Don't Show Me the Money

by Brian Nick | 7/11/01 5:00am

Both houses of Congress are back in session

this week. And campaign finance reform, a now-familiar issue to most Americans, is being debated in the House of Representatives. The bill on the table is the Shays-Meehan Campaign Finance Reform Act, better known by its Senate alias, McCain-Feingold. It passed easily through the House in both the 105th and 106th Congresses, but was blocked from passage in the Senate both times. Now, in the 107th Congress, the Senate has passed the bill 59-41, shifting attention to the House's next move. The bill has traditionally been supported almost unanimously by Democrats and has received enough additional support from Republicans to pass. Now that its chance of enactment is real, however, the bill is receiving closer scrutiny from both sides, which may yet ruin its chances.

The centerpiece of the bill has always been, and continues to be, a ban on so-called "soft money," the unregulated and unlimited contributions that individuals and corporations can give to political parties for "party-building activities." In reality, this money is often filtered down to candidates. It is partly responsible for the tremendous growth in the average cost of congressional and presidential elections in recent years. Opponents of the bill (mostly Republicans) argue that banning this type of donation would be an unfair infringement on freedom of speech. However, the traditional backers of the bill, namely Democrats, have begun to realize that banning soft money would hurt them far more than the Republicans. In 2000, both parties took in a comparable amount of soft money, but Republicans gathered nearly twice as much hard money (the regulated and limited contributions to parties and candidates). Without the soft money, the Democrats would have been out-raised 2 to 1. Inexplicably, the Democrats have only just figured out that this legislation will harm their party. Many of the congressmen who have voted for the bill in the past are threatening to flip-flop this time around -- now that it really matters.

Perhaps just as shameless are the Republicans, who have taken a stand against this legislation from day one because of their addiction to soft money. Of course, most will say they are against it because of the free speech problem. Admittedly, several amendments dealing with advertising restrictions that were added to the bill during the Senate debate will likely be struck down by the courts. In that event, the legislation contains a clause that would allow the balance of the bill to survive should certain parts of it be found unconstitutional. Moreover, it is the nadir of nobility for politicians to oppose this bill, which might clean up our electoral process and restore public faith in our government by allowing them to raise only $2 million instead of $4 million.

The Republicans have some unlikely allies in their opposition to the bill. The Congressional Black and Hispanic Caucuses have expressed some concern over the soft money ban and how it might affect efforts by parties to "bring out the vote" in areas populated by minorities. Though much of the soft money collected by parties ends up being used on television attacks disguised as "issue ads," some of it is actually used for its intended purpose, namely to fund voter registration drives and other party activities. Without these funds, some congressmen argue, parties will be unable to rally constituents, especially in poorer neighborhoods, to come out and vote on Election Day.
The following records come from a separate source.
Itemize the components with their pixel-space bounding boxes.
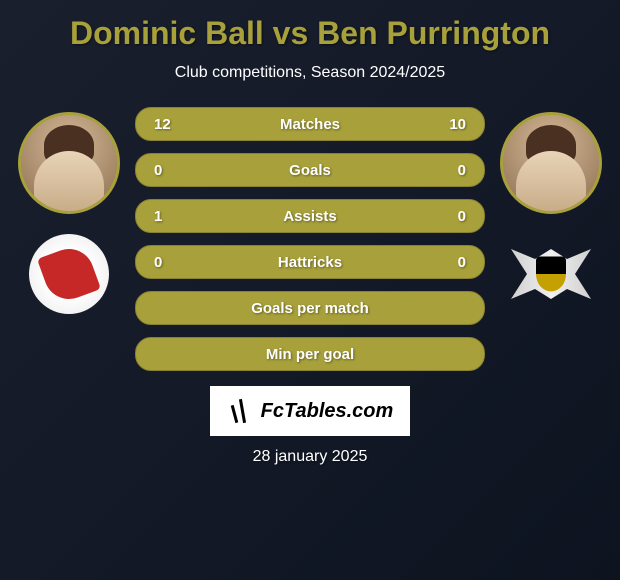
stats-column: 12 Matches 10 0 Goals 0 1 Assists 0 0 Ha… [135, 107, 485, 371]
subtitle: Club competitions, Season 2024/2025 [0, 64, 620, 82]
stat-row-goals: 0 Goals 0 [135, 153, 485, 187]
stat-row-hattricks: 0 Hattricks 0 [135, 245, 485, 279]
stat-right-value: 10 [436, 116, 466, 133]
stat-row-matches: 12 Matches 10 [135, 107, 485, 141]
logo-box: FcTables.com [210, 386, 410, 436]
club-left-badge [29, 234, 109, 314]
player-left-avatar [18, 112, 120, 214]
stat-label: Matches [280, 116, 340, 133]
stat-right-value: 0 [436, 208, 466, 225]
club-right-badge [501, 234, 601, 314]
right-column [500, 107, 602, 314]
content-area: 12 Matches 10 0 Goals 0 1 Assists 0 0 Ha… [0, 107, 620, 371]
fctables-icon [227, 397, 255, 425]
stat-label: Hattricks [278, 254, 342, 271]
stat-label: Min per goal [266, 346, 354, 363]
page-title: Dominic Ball vs Ben Purrington [0, 15, 620, 52]
stat-left-value: 12 [154, 116, 184, 133]
logo-text: FcTables.com [261, 400, 394, 423]
date-text: 28 january 2025 [0, 448, 620, 466]
stat-label: Assists [283, 208, 336, 225]
stat-left-value: 1 [154, 208, 184, 225]
player-right-avatar [500, 112, 602, 214]
stat-right-value: 0 [436, 162, 466, 179]
stat-row-min-per-goal: Min per goal [135, 337, 485, 371]
stat-label: Goals per match [251, 300, 369, 317]
left-column [18, 107, 120, 314]
stat-left-value: 0 [154, 162, 184, 179]
stat-row-assists: 1 Assists 0 [135, 199, 485, 233]
stat-label: Goals [289, 162, 331, 179]
stat-row-goals-per-match: Goals per match [135, 291, 485, 325]
stat-right-value: 0 [436, 254, 466, 271]
stat-left-value: 0 [154, 254, 184, 271]
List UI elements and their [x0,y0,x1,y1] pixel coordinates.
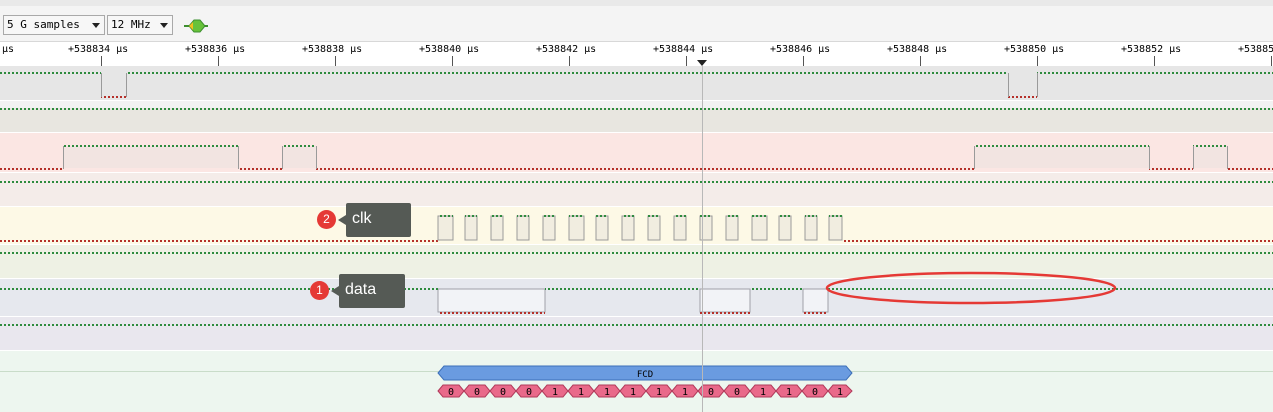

Because of this, some black and Hispanic members of the House are peeling off of the reform coalition and have vowed to vote against the bill, despite having voted it for it twice in the past three years.

This is why Americans don't trust politicians. The Republicans are so beholden to large donations from corporations that they are unwilling to let any money be taken out of the system. On the other side, some of the Democrats are shameless enough to openly admit that they vote differently on a bill depending on whether or not it is likely to be enacted. The House passed this legislation 252-177 the last time it came up, but it is clear that the count will be closer this time around. In the Senate, of the 54 Republicans who voted for the bill in 1999, only 43 remain in their seats, while the level of Democratic support will certainly decline as well. The other factor in play here is the effectiveness of the bullying tactics of Republican party leaders to persuade the more junior members of the House to vote against the bill. First- and second-term congressmen can have committee assignments revoked, or funding for their home districts cut, if they displease the party elders.

The coalition against campaign finance reform represents everything that is wrong with politics today. Hypocritical party leaders on both sides try to coerce their members into voting not with principle but with the party. Others are so bereft of any principle that they can spin 180 degrees on an issue in just a few months. My last thought concerns the Democrats, who fear that the absence of soft money could hurt the voter education efforts in their districts. Perhaps, if they had used more of the $200 million-plus in soft money they raised last year to educate their voters instead running attack ads against George W. Bush, more Democrats in Florida would have known how to fill out their ballots correctly.